United States v. High Country Broadcasting Co.

PER CURIAM:

A corporation may appear in federal court only through licensed counsel. Rowland v. California Men’s Colony, — U.S. -, -, 113 S.Ct. 716, 721, 121 L.Ed.2d 656 (1993); see also 28 U.S.C. § 1654. An-attorney appeared for High Country in the district court for the limited purpose of filing an answer and cross-complaint. See CR 3. When it became apparent that Crisler (who was not a licensed attorney at that time) was attempting to represent High Country, the district court ordered High Country to retain counsel for the duration of the litigation. When High Country failed to do so, the district court entered a default judgment against it; this was perfectly appropriate. See, e.g., Shearson Loeb Rhoades, Inc. v. Quinard, 751 F.2d 1102 (9th Cir.1985).1

A more interesting issue is raised by the district court’s refusal to let Crisler intervene under Federal Rule of Civil Procedure 24. Intervention as a matter of right is proper if (1) the motion is timely; (2) the applicant asserts an interest relating to the subject of the action; (3) without intervention, the disposition of the action may impair the applicant’s ability to protect that interest; and (4) the applicant’s interests are inadequately represented by the other parties. California ex rel. Van de Kamp v. Tahoe Regional Planning Agency, 792 F.2d 779 (9th Cir.1986).

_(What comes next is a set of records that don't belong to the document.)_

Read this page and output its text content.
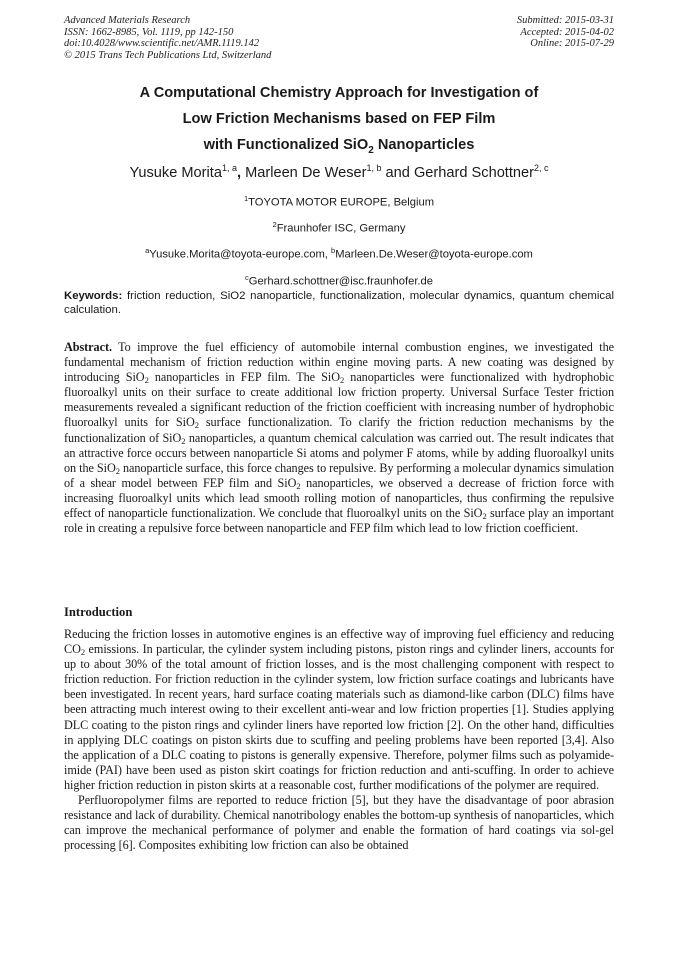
Advanced Materials Research
ISSN: 1662-8985, Vol. 1119, pp 142-150
doi:10.4028/www.scientific.net/AMR.1119.142
© 2015 Trans Tech Publications Ltd, Switzerland
Submitted: 2015-03-31
Accepted: 2015-04-02
Online: 2015-07-29
A Computational Chemistry Approach for Investigation of
Low Friction Mechanisms based on FEP Film
with Functionalized SiO$_2$ Nanoparticles
Yusuke Morita$^{1, a}$, Marleen De Weser$^{1, b}$ and Gerhard Schottner$^{2, c}$
$^1$TOYOTA MOTOR EUROPE, Belgium
$^2$Fraunhofer ISC, Germany
$^a$Yusuke.Morita@toyota-europe.com, $^b$Marleen.De.Weser@toyota-europe.com
$^c$Gerhard.schottner@isc.fraunhofer.de
Keywords: friction reduction, SiO2 nanoparticle, functionalization, molecular dynamics, quantum chemical calculation.
Abstract. To improve the fuel efficiency of automobile internal combustion engines, we investigated the fundamental mechanism of friction reduction within engine moving parts. A new coating was designed by introducing SiO$_2$ nanoparticles in FEP film. The SiO$_2$ nanoparticles were functionalized with hydrophobic fluoroalkyl units on their surface to create additional low friction property. Universal Surface Tester friction measurements revealed a significant reduction of the friction coefficient with increasing number of hydrophobic fluoroalkyl units for SiO$_2$ surface functionalization. To clarify the friction reduction mechanisms by the functionalization of SiO$_2$ nanoparticles, a quantum chemical calculation was carried out. The result indicates that an attractive force occurs between nanoparticle Si atoms and polymer F atoms, while by adding fluoroalkyl units on the SiO$_2$ nanoparticle surface, this force changes to repulsive. By performing a molecular dynamics simulation of a shear model between FEP film and SiO$_2$ nanoparticles, we observed a decrease of friction force with increasing fluoroalkyl units which lead smooth rolling motion of nanoparticles, thus confirming the repulsive effect of nanoparticle functionalization. We conclude that fluoroalkyl units on the SiO$_2$ surface play an important role in creating a repulsive force between nanoparticle and FEP film which lead to low friction coefficient.
Introduction

Reducing the friction losses in automotive engines is an effective way of improving fuel efficiency and reducing $CO_2$ emissions. In particular, the cylinder system including pistons, piston rings and cylinder liners, accounts for up to about 30% of the total amount of friction losses, and is the most challenging component with respect to friction reduction. For friction reduction in the cylinder system, low friction surface coatings and lubricants have been investigated. In recent years, hard surface coating materials such as diamond-like carbon (DLC) films have been attracting much interest owing to their excellent anti-wear and low friction properties [1]. Studies applying DLC coating to the piston rings and cylinder liners have reported low friction [2]. On the other hand, difficulties in applying DLC coatings on piston skirts due to scuffing and peeling problems have been reported [3,4]. Also the application of a DLC coating to pistons is generally expensive. Therefore, polymer films such as polyamide-imide (PAI) have been used as piston skirt coatings for friction reduction and anti-scuffing. In order to achieve higher friction reduction in piston skirts at a reasonable cost, further modifications of the polymer are required.

Perfluoropolymer films are reported to reduce friction [5], but they have the disadvantage of poor abrasion resistance and lack of durability. Chemical nanotribology enables the bottom-up synthesis of nanoparticles, which can improve the mechanical performance of polymer and enable the formation of hard coatings via sol-gel processing [6]. Composites exhibiting low friction can also be obtained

Crisler was High Country’s President and sole shareholder. His interests would have been adequately represented by High Country had it complied with the court’s order to retain permanent counsel. But High Country didn’t, resulting in a default judgment. This calls into question the adequacy of High Country’s representation of Crisler’s interests.

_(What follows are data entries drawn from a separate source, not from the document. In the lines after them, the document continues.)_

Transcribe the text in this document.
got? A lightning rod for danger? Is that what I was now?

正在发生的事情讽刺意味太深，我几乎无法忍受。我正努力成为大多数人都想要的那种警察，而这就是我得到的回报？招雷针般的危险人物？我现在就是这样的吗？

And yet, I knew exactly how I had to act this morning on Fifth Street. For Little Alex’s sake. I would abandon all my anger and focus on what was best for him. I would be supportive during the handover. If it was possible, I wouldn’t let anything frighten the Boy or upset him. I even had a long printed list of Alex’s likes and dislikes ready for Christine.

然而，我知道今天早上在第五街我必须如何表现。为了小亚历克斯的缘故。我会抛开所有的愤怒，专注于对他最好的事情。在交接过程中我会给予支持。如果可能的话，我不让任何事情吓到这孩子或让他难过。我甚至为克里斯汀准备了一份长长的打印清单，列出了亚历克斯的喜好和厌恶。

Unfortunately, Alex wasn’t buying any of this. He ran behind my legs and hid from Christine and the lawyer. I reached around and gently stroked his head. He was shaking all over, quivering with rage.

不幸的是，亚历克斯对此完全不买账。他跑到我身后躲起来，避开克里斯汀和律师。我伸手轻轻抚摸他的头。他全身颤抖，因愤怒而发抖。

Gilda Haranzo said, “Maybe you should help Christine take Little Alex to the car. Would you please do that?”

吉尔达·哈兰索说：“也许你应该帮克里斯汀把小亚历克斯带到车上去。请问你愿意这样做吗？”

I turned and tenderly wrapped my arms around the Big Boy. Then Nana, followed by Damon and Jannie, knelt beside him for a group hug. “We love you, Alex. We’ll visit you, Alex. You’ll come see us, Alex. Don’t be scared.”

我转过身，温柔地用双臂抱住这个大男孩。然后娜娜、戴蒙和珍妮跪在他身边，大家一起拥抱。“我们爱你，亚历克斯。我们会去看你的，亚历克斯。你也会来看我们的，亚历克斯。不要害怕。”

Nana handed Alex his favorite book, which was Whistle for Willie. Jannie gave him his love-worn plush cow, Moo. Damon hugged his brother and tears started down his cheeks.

In an ordinary case we might have our doubts whether High Country could adequately represent Crisler’s interests. But here Crisler’s application to intervene pro se was nothing more than an end run around section 1654. As High Country’s President, statutory agent and only shareholder, Crisler was singularly to blame for High Country’s failure to retain counsel. As an intervenor, Crisler sought to accomplish the exact same objectives that he did as High Country’s counsel — to represent High Country pro se. To allow a sole shareholder with interests identical to the corporation’s to intervene under such circumstances, rather than hire corporate counsel, would eviscerate section 1654. We decline to read Rule 24 as condoning such a result. See Fed.R.Civ.P. 1 (court shall interpret rules to “secure the just, speedy, and inexpensive determination of every action”); Marquis Theatre Corp. v. Condado Mini Cinema, 846 F.2d 86, 89 (1st Cir.1988) (Rule 1 prevents party from flouting spirit of rules, even if party fits within their literal meaning). The district court did not err in denying Crisler’s motion to intervene.

Finally, Crisler maintains High Country is “nonexistent” and cannot be sued. But the United States’ claim survives the corporation’s dissolution. See Ariz.Rev.Stat.Ann. § 10-105; see also Ruck Corp. v. Wouden-*1246berg, 125 Ariz. 519, 611 P.2d 106, 110 (Ariz.Ct.App.1980).

AFFIRMED.

. Crisler has since become a licensed attorney. He was admitted to practice before this court pursuant to Fed.R.App.P. 46 and 9th Cir.R. 46.1, and is now counsel both for himself and High Country.